Düşünün belediye başkanlığı konusunda birkaç partinin adayı yarışır. Oy verdiğimiz aday seçilince memnun oluyoruz tabi de karşı olduğunuz aday seçildiğinde kuruma sorumluluklarınızı bırakabiliyor musunuz, “Seçileni kabul etmiyorum, benim belediye başkanım seçimi kaybeden” diyebilme hakkınız ve başkalarının bunu ciddiye alma şansınız var mı? Yok değil mi?

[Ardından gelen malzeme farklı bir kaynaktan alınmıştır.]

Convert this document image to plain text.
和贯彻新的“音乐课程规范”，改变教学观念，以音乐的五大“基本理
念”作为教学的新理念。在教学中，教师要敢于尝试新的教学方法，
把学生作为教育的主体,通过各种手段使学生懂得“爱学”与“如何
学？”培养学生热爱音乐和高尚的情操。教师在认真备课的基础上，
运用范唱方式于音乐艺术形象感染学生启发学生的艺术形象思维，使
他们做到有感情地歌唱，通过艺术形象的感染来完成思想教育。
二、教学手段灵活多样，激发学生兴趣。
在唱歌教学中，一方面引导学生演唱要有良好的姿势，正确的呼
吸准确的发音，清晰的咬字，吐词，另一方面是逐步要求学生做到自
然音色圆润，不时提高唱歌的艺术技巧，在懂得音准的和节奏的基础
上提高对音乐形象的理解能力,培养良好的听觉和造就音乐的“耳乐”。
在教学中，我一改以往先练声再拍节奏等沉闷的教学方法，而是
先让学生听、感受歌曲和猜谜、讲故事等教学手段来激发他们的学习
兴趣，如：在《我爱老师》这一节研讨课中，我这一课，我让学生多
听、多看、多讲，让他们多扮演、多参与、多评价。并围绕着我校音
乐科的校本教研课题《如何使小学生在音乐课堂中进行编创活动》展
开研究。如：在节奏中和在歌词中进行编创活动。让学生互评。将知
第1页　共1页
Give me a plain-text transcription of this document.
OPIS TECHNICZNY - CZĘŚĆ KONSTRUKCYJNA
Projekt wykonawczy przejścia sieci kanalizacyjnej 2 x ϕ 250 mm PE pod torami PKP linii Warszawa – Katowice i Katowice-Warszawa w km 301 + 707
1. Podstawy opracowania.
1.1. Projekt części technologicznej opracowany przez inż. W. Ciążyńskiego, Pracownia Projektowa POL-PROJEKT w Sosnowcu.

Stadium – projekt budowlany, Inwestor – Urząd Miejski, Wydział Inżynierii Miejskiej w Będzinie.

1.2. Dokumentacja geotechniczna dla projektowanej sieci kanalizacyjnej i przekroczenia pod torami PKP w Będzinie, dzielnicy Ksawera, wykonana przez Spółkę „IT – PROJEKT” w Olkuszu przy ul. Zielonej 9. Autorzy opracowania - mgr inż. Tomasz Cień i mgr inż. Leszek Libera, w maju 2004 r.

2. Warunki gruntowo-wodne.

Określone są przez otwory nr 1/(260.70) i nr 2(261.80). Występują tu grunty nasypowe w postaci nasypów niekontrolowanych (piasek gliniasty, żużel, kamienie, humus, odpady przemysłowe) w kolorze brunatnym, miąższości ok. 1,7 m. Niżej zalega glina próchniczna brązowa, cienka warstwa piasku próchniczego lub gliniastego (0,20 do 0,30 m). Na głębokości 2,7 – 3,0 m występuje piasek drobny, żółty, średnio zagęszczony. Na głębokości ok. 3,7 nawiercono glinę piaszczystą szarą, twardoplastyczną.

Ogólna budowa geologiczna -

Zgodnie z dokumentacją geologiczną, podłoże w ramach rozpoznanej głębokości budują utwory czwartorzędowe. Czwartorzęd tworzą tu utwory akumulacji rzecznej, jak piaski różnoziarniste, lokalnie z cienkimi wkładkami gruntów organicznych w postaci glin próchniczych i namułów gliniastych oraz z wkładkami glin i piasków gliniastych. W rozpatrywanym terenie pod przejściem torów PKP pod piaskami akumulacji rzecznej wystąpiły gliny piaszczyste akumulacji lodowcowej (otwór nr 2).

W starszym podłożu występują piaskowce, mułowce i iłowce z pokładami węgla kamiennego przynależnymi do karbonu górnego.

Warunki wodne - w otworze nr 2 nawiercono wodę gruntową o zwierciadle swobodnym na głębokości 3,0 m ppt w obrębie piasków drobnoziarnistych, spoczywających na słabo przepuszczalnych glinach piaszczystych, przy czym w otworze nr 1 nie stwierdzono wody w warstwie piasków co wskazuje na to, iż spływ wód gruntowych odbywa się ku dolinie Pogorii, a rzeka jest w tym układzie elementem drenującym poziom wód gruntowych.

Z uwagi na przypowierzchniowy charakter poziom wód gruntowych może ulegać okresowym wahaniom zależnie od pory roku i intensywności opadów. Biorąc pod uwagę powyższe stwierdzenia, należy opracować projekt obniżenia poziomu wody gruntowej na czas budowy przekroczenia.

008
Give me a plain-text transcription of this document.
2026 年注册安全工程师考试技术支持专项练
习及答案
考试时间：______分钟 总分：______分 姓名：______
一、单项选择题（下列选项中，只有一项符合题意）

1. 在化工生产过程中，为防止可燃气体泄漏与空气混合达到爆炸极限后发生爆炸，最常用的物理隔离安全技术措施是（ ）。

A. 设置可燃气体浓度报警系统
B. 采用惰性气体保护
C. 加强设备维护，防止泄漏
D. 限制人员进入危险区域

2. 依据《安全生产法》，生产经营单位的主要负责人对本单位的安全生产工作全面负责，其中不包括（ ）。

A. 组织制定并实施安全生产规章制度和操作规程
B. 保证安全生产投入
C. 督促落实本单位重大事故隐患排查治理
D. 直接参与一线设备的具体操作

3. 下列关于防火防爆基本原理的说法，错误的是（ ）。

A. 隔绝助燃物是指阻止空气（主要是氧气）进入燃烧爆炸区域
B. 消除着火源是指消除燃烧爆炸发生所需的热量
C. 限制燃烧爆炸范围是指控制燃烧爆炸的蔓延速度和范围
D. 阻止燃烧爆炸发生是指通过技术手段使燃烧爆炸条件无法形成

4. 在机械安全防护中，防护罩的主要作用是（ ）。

Kulüp seçiminden, belediyeye… Hatta 24 Haziran'da belirleyeceğimiz üzere ülke yönetimine kadar… Yönetme ve bizi temsil yetkisini Anayasamızda belirtilen şekliyle Cumhurbaşkanlığı ve meclis hususunda seçilenlere vereceğiz… İstediğimiz Cumhurbaşkanı seçilmedi veya tuttuğumuz parti çoğunluğu sağlamadı diye vatandaşlık haklarımız ve sorumluluklarımızdan mı istifa edeceğiz?! Seçmenin yüzde 50'sinden destek alarak seçilse bile bir kişi veya parti, diğer yüzde 50'nin alamadığı desteğini her zaman hesap etmeli.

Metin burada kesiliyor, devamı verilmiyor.